The equivalent code in CUDA-C would be:

.. code-block:: c

    #define pos2d(Y, X, W) ((Y) * (W) + (X))

    const unsigned int BPG = 50;
    const unsigned int TPB = 32;
    const unsigned int N = BPG * TPB;

    __global__
    void cuMatrixMul(const float A[], const float B[], float C[]){
        __shared__ float sA[TPB * TPB];
        __shared__ float sB[TPB * TPB];

        unsigned int tx = threadIdx.x;
        unsigned int ty = threadIdx.y;
        unsigned int bx = blockIdx.x;
        unsigned int by = blockIdx.y;
        unsigned int bw = blockDim.x;
        unsigned int bh = blockDim.y;

        unsigned int x = tx + bx * bw;
        unsigned int y = ty + by * bh;

        float acc = 0.0;

        for (int i = 0; i < BPG; ++i) {
            if (x < N and y < N) {
                sA[pos2d(ty, tx, TPB)] = A[pos2d(y, tx + i * TPB, N)];
                sB[pos2d(ty, tx, TPB)] = B[pos2d(ty + i * TPB, x, N)];
            }
            __syncthreads();
            if (x < N and y < N) {
                for (int j = 0; j < TPB; ++j) {
                    acc += sA[pos2d(ty, j, TPB)] * sB[pos2d(j, tx, TPB)];
                }
            }
            __syncthreads();
        }

        if (x < N and y < N) {
            C[pos2d(y, x, N)] = acc;
        }
    }


The return value of ``cuda.shared.array`` is a NumPy-array-like object.  The ``shape`` argument  is similar as in NumPy API, with the requirement that it must contain a constant expression.  The `dtype` argument takes Numba types.

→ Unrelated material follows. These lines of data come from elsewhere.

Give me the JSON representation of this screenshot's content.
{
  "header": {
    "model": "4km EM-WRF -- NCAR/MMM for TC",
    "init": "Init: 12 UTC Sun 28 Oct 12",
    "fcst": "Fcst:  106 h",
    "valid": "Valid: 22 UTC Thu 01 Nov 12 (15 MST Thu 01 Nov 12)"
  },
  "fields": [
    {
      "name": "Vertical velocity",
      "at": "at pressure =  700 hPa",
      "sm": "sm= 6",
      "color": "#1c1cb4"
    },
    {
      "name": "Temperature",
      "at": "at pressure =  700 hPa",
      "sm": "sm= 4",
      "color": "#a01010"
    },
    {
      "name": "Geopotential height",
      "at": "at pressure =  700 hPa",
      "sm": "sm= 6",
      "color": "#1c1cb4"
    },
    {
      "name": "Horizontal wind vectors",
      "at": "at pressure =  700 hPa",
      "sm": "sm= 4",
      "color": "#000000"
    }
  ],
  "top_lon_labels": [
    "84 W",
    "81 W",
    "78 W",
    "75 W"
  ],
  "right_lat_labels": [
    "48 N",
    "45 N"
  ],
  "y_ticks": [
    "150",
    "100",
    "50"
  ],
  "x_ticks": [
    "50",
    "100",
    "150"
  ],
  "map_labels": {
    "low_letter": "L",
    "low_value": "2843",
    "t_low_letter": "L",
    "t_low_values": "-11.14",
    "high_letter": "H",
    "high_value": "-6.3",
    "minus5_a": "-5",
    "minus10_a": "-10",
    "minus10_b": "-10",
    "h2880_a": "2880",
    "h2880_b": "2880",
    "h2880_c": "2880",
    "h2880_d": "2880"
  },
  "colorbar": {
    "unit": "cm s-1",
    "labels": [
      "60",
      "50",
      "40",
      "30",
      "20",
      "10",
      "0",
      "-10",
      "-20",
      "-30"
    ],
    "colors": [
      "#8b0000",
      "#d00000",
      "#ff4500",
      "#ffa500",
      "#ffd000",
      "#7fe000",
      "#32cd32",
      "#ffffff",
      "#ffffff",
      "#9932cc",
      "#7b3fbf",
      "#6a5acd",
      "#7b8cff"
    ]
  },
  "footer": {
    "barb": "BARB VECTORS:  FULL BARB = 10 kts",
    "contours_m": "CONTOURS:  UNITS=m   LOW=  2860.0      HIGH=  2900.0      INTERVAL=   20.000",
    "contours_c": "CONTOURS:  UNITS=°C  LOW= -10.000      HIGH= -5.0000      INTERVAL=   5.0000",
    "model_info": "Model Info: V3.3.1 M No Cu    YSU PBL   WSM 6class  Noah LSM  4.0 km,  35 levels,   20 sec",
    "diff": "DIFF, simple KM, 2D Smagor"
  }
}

Synchronization Primitives
--------------------------

We currently support ``cuda.syncthreads()`` only.  It is the same as ``__syncthreads()`` in CUDA-C.


Atomic Operations
-----------------

Numba supports atomic addition on ``uint32`` and ``float32`` arrays in shared
or global memory.  These are accessed via the 
``cuda.atomic.add(array, index, value)`` function::


    @cuda.jit('void(uint32[:], uint32[:])')
    def fill_bins(indices, bin_counts):
        offset = cuda.grid(1)
        stride = cuda.gridDim.x * cuda.blockDim.x

        for i in range(offset, indices.shape[0], stride):
            cuda.atomic.add(bin_counts, indices[i], 1)

A tuple can be used for the index argument if the array is multidimensional.